I had to solve the function g of f where f is x^2+1 and g is sq. root of x. I wrote this out as the sq. root of x^2+1. The ^2 and the sq. root canceled each other out, so I was left with x + sq. root of 1. But my book got sq. root of x^2+1. Was the further reducing I did acceptable or inaccurate?

Question

I had to solve the function g of f where f is x^2+1 and g is sq. root of x.  I wrote this out as the sq. root of x^2+1.  The ^2 and the sq. root canceled each other out, so I was left with x + sq. root of 1.  But my book got sq. root of x^2+1.  Was the further reducing I did acceptable or inaccurate?

jim · Answer

You can't separate the added parts and take the square root of each. (You could if they were multiplied, but not if added.)

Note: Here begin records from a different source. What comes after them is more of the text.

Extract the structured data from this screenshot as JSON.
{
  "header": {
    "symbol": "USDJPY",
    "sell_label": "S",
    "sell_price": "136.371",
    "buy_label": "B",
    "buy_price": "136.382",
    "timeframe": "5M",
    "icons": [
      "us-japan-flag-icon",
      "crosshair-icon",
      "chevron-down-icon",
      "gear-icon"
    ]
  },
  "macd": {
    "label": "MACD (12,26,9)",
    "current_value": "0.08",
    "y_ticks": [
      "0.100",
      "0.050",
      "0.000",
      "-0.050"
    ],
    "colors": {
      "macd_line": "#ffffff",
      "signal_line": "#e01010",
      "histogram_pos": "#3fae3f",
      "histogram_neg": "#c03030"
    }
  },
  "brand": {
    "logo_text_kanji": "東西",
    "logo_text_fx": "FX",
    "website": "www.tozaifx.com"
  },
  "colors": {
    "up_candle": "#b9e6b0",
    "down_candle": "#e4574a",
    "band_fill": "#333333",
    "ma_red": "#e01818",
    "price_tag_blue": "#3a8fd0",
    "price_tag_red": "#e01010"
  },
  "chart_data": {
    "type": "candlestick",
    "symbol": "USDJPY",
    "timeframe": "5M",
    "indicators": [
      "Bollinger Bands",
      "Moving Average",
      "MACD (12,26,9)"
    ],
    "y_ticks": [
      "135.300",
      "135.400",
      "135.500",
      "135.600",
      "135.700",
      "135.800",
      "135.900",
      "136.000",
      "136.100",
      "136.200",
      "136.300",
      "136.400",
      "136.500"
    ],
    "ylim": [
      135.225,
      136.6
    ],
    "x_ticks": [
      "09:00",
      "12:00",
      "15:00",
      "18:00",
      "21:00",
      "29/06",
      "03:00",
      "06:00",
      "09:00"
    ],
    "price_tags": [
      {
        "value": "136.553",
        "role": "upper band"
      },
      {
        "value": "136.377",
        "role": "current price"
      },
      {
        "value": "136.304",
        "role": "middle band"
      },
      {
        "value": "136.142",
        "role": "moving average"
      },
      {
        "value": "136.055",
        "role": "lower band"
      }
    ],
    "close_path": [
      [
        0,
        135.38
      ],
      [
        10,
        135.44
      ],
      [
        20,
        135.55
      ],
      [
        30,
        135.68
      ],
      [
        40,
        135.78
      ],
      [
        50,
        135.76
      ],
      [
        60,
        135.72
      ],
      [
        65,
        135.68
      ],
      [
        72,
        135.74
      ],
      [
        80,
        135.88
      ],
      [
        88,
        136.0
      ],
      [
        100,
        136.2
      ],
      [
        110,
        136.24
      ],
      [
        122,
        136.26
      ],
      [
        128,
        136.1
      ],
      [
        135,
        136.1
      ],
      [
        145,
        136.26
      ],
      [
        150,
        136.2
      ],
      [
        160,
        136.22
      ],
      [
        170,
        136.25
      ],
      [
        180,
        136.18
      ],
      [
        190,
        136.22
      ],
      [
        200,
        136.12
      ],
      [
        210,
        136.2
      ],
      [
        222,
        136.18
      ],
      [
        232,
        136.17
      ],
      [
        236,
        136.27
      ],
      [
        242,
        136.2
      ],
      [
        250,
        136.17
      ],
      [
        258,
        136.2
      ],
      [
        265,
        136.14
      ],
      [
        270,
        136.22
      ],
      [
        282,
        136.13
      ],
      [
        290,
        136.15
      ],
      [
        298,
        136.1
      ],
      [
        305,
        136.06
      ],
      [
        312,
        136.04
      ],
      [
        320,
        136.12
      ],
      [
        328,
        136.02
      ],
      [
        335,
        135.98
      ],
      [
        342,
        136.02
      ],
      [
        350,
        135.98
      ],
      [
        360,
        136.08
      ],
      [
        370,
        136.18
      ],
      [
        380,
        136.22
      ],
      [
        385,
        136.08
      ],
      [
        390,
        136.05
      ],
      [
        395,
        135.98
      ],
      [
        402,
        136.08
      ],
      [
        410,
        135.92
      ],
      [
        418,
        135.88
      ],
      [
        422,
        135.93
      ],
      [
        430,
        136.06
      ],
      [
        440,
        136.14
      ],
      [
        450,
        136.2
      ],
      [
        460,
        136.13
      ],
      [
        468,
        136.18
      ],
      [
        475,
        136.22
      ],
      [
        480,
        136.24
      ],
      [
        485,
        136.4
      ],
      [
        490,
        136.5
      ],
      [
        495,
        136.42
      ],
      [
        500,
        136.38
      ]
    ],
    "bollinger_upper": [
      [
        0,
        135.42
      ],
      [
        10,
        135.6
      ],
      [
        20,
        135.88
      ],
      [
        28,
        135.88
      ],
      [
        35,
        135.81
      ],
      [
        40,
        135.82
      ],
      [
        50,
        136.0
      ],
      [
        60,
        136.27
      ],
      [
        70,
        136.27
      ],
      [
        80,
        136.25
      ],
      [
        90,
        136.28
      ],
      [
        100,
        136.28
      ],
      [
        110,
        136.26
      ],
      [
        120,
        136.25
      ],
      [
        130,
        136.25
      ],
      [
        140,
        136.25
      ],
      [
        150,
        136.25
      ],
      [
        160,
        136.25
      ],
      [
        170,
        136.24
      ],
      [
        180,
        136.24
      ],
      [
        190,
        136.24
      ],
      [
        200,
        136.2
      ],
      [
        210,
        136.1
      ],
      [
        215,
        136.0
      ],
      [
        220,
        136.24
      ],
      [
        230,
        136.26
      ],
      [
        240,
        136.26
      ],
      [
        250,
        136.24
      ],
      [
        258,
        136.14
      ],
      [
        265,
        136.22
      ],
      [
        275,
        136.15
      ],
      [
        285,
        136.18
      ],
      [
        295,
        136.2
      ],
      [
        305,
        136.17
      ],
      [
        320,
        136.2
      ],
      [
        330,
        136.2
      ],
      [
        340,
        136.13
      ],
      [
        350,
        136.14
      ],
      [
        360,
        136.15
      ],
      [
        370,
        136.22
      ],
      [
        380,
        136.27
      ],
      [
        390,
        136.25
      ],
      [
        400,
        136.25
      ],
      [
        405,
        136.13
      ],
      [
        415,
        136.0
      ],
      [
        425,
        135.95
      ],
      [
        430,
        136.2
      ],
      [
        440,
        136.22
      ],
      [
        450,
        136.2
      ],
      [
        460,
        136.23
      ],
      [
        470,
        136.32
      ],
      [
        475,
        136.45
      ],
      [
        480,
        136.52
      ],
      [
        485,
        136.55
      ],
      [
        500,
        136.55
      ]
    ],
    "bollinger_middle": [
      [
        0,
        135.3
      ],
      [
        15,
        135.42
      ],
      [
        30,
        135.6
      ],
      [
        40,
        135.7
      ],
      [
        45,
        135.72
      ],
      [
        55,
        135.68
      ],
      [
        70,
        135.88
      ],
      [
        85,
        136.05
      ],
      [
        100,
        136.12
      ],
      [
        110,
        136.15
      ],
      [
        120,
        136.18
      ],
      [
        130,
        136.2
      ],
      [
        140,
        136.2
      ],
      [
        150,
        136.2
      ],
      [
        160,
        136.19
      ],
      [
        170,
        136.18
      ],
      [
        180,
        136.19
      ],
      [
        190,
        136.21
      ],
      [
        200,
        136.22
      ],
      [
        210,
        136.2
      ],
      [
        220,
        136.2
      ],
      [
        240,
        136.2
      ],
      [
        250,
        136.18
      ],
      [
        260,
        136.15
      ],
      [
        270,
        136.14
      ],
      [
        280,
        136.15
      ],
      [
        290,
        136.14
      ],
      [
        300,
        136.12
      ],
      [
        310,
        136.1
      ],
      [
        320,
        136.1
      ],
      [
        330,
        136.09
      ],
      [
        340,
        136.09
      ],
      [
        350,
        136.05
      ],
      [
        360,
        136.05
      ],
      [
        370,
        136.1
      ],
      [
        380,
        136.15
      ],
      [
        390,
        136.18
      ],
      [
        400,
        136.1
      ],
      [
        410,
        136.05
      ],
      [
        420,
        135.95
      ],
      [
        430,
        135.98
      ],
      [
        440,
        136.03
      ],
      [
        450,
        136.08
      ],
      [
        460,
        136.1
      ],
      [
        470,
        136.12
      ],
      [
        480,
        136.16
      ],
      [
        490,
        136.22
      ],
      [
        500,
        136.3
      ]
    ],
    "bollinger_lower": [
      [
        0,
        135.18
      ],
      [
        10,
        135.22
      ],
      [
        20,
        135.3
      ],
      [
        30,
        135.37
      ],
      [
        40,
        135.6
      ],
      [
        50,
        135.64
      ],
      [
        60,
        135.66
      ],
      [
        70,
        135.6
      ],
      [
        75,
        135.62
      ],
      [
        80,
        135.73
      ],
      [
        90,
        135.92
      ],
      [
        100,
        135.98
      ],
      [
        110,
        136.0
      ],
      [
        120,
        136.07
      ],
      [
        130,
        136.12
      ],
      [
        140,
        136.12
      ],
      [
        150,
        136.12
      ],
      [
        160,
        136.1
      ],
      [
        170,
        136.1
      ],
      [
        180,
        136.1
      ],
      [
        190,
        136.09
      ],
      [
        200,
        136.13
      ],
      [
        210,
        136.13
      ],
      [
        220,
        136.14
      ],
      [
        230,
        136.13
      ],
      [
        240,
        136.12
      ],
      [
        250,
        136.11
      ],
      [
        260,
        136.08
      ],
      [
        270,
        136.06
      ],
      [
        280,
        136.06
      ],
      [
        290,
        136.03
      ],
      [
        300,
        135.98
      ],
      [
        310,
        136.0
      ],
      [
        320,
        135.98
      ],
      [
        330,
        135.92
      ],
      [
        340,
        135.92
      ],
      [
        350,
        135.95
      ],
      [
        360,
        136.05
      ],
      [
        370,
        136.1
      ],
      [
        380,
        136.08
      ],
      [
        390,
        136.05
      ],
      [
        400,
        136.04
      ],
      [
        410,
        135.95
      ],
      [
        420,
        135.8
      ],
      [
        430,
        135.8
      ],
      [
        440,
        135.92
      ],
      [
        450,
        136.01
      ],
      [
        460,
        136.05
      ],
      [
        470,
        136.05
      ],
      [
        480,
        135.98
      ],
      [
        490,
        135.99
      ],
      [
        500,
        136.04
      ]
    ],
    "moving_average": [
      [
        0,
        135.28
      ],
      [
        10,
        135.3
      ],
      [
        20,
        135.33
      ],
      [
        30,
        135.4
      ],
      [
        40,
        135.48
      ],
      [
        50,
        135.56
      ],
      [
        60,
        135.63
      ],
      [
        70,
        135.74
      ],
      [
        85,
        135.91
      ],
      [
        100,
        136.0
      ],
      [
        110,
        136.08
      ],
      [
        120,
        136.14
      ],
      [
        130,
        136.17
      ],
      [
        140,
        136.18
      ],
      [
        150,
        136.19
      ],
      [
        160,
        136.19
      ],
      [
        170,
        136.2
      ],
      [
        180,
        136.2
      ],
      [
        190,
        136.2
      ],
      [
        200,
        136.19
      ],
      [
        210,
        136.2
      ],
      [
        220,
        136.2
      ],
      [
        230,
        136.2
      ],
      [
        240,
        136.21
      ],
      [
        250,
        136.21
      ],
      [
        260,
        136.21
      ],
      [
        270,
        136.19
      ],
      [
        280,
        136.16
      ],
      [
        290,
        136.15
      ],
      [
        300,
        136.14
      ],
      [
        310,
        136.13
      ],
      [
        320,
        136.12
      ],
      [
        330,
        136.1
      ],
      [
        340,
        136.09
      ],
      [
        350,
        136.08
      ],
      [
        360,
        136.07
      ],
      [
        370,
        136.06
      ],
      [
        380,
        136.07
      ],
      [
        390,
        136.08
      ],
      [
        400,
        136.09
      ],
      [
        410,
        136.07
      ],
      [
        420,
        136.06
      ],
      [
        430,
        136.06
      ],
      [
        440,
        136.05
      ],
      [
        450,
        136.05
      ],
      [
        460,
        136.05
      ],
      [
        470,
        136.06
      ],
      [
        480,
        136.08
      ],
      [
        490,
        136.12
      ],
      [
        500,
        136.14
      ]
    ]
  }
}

I will show a counterexample.

You were looking at sqrt(x^2+1).

Consider this example - let x=3, then we have :

sqrt(3^2+1) = sqrt(9+1) = sqrt(10)

Now, you would have said that this was equal to

3 + sqrt(1) = 4.

But 4 is not the square root of 10.

We can get in deeper about why your approach doesn't work if you like, but this counterexample is enough to show it's not true.

Adriana · Answer

Thank you :D That really cleared it up! I never had anyone explain that concept so well before.